La cour d'appel de Paris a rejeté une action en justice d'un collectif contre la 5G. Celui-ci n'a pas visé la bonne juridiction.

C'est une lourde déconvenue judiciaire, mais aussi une mauvaise nouvelle pour les initiatives anti-5GDans un arrêt rendu le 5 janvier 2022, la cour d'appel de Paris a mis un coup d'arrêt à un recours collectif qui s'efforçait d'imposer, via les tribunaux, une expertise au sujet de l'arrivée de la nouvelle génération de la téléphonie mobile, qui est en cours de déploiement depuis fin 2020 en France via Orange, SFR, Free Mobile et Bouygues Telecom.

Dans cette affaire, signalée sur Twitter par Alexandre Archambault, un avocat expert dans les réseaux, ce sont 500 individus regroupés autour d'avocats spécialisés dans ce type d'action collective (outre la 5G, les dossiers portés concernent le compteur connecté Linky, le médicament Levothyrox, le dieselgate, l'insecticide à base de chlordécone, des traitements associés au coronavirus et les vaccins contre le Covid-19) qui ont été déboutés.

recours collectif 5G
Une page encourageant à un recours collectif contre la 5G. // Source : Capture d'écran

La cour d'appel de Paris, dans son verdict, a intégralement validé le jugement qui a été précédemment rendu par le tribunal judiciaire de Paris, le 16 mars 2021. Celui-ci s'était notamment déclaré incompétent sur ce dossier, un peu moins d'un an après le début des hostilités -- la saisine du tribunal a eu lieu le 26 mai 2020, quelques mois avant le début du déploiement effectif de la 5G : les premiers réseaux ont en effet été allumés à partir de novembre et décembre 2020.

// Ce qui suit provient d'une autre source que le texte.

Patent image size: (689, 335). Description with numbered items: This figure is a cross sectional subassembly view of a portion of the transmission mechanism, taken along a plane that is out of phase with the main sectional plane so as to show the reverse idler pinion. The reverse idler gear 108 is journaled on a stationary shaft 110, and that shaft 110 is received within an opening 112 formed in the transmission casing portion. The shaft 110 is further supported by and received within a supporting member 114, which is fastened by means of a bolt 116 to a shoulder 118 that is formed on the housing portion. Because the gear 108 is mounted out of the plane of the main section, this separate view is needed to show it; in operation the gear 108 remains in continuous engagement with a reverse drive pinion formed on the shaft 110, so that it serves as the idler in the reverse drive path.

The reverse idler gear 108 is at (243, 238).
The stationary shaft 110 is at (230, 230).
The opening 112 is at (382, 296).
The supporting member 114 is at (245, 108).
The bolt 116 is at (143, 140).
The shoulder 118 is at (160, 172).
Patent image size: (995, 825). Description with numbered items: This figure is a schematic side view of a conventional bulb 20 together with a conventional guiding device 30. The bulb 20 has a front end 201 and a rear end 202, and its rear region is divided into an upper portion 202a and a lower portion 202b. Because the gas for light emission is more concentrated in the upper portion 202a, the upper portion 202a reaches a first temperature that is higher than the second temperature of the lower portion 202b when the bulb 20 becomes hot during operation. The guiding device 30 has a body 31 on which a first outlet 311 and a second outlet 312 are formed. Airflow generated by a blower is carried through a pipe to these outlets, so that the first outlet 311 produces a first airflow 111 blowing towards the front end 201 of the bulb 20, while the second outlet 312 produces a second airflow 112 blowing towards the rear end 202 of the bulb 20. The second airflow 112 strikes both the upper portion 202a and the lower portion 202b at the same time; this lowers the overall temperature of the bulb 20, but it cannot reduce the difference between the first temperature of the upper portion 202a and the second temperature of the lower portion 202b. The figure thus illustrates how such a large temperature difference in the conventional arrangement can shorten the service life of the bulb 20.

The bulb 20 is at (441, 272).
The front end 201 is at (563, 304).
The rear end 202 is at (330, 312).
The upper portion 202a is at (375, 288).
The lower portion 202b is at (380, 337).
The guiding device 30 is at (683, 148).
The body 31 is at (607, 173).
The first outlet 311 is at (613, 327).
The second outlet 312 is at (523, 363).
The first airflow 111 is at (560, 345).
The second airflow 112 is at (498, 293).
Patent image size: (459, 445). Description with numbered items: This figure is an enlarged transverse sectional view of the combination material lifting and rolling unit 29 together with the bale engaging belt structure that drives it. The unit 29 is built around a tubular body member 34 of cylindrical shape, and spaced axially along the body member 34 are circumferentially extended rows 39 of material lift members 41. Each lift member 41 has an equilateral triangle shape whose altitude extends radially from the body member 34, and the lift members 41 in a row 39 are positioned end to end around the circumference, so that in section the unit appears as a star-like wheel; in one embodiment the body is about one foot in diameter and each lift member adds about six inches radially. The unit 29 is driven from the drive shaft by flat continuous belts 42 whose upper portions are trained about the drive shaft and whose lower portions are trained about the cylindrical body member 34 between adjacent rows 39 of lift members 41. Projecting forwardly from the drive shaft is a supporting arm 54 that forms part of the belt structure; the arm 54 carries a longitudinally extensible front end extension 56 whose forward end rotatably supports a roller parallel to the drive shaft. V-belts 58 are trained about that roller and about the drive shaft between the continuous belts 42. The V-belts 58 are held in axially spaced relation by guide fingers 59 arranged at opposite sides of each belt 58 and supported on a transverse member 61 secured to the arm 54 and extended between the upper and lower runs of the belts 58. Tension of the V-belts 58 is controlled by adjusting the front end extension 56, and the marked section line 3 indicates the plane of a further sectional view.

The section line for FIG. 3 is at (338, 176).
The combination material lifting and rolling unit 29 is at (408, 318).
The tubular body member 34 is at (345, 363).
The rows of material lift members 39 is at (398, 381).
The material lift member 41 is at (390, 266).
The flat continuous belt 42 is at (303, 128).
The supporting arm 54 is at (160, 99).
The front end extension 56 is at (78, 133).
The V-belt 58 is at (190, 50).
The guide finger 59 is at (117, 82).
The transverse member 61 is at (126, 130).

Des craintes sur la santé, l'environnement et les données personnelles

Au fondement de cette class action se trouvait la conviction que l'arrivée de l'ultra haut débit mobile en France s'opère sans cadre clair et protecteur « pour empêcher les atteintes à la santé humaine et à l’environnement et pour garantir la sécurisation des données personnelles ». Ces reproches ont fleuri en 2020, avant l'arrivée de la 5G, qui ont fini par donner lieu à des moratoires dans certaines villes (comme Lille), à des tribunes et des actions au Parlement.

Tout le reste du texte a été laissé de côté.